The link you added does not work. What product are you referencing? Starboard to cover the access hole? 

For the backfill with epoxy, I’m assuming the puck is just screwed in and not through bolted. Is that how others have done it?


----------



## topnative2 (Feb 22, 2009)

Ronel10 said:


> The link you added does not work. What product are you referencing? Starboard to cover the access hole?
> 
> For the back-fill with epoxy, I’m assuming the puck is just screwed in and not through bolted. Is that how others have done it?



https://www.boatoutfitters.com/................

ref. materials king board,acrylic etc..


Yes........ It has been done to secure all kinds of stuff.....consoles etc....I do not remember if a puck was done

All coring is a PIA when attaching stuff in difficult spots.....try google or the hull truth......never know

reach out to JCDesigns or firecat?......all w/ experience


----------



## backbone (Jan 4, 2016)

Take it to BT! Cry once...


----------



## Yeticrusher01 (Nov 16, 2021)

Ronel10 said:


> I edited the title to this post to hopefully attract someone with experience with Nida Core. After drilling into the deck of the BT to install the anchors, I realized that the Nida Core (or similar) deck is too thick and the space between the bottom of the deck and the hull is tool small for the toggle to fit. The fiberglass layer on the core material seems to be too thin to properly anchor the puck. Is there a way to do this without cutting into the deck? I’m hoping that i can take advantage of the 4 holes that I drilled for the anchors … built I definitely stuck at the moment.
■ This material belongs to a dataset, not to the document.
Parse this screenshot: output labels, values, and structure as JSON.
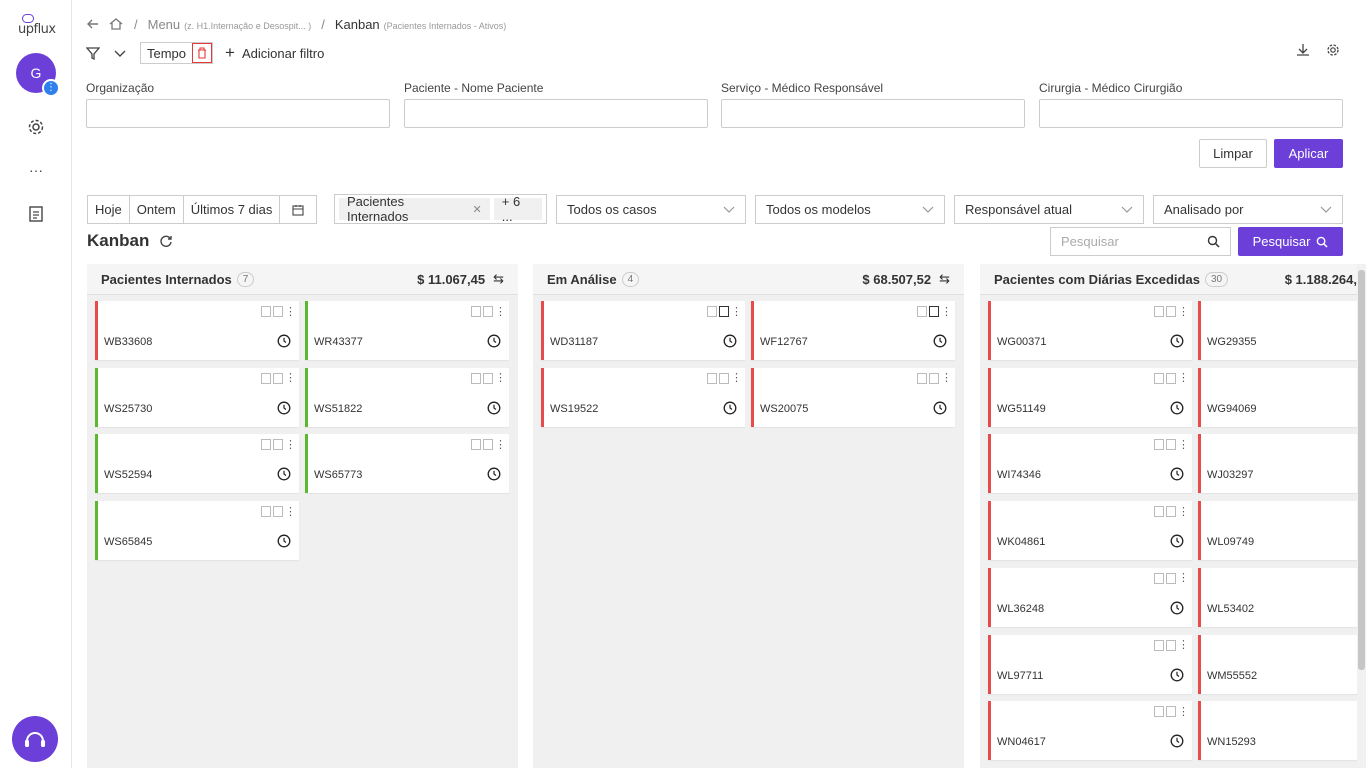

What about inserting a piece of all thread thats almost the exact size of the hole than get some quick set, self mixing epoxy that comes in a syringe and hold the all thread in place at the height you want while you inject the epoxy in and around the stud


----------



## Ronel10 (Apr 17, 2019)

That may work (kind of like setting a concrete anchor or bolt in concrete). The downside is the puck. The recessed holes would have to be drilled out to allow room for a locking nut to be tightened so that it does not extend past the top of the puck. I would have to check the thickness of the puck to see if that is possible.


----------



## Yeticrusher01 (Nov 16, 2021)

You shouldn't need to drill the holes out too much. You could use a flat nut and lock washer plus some red loctite. I'd also add a bit of that epoxy to the bottom of the puck when you set it in place


----------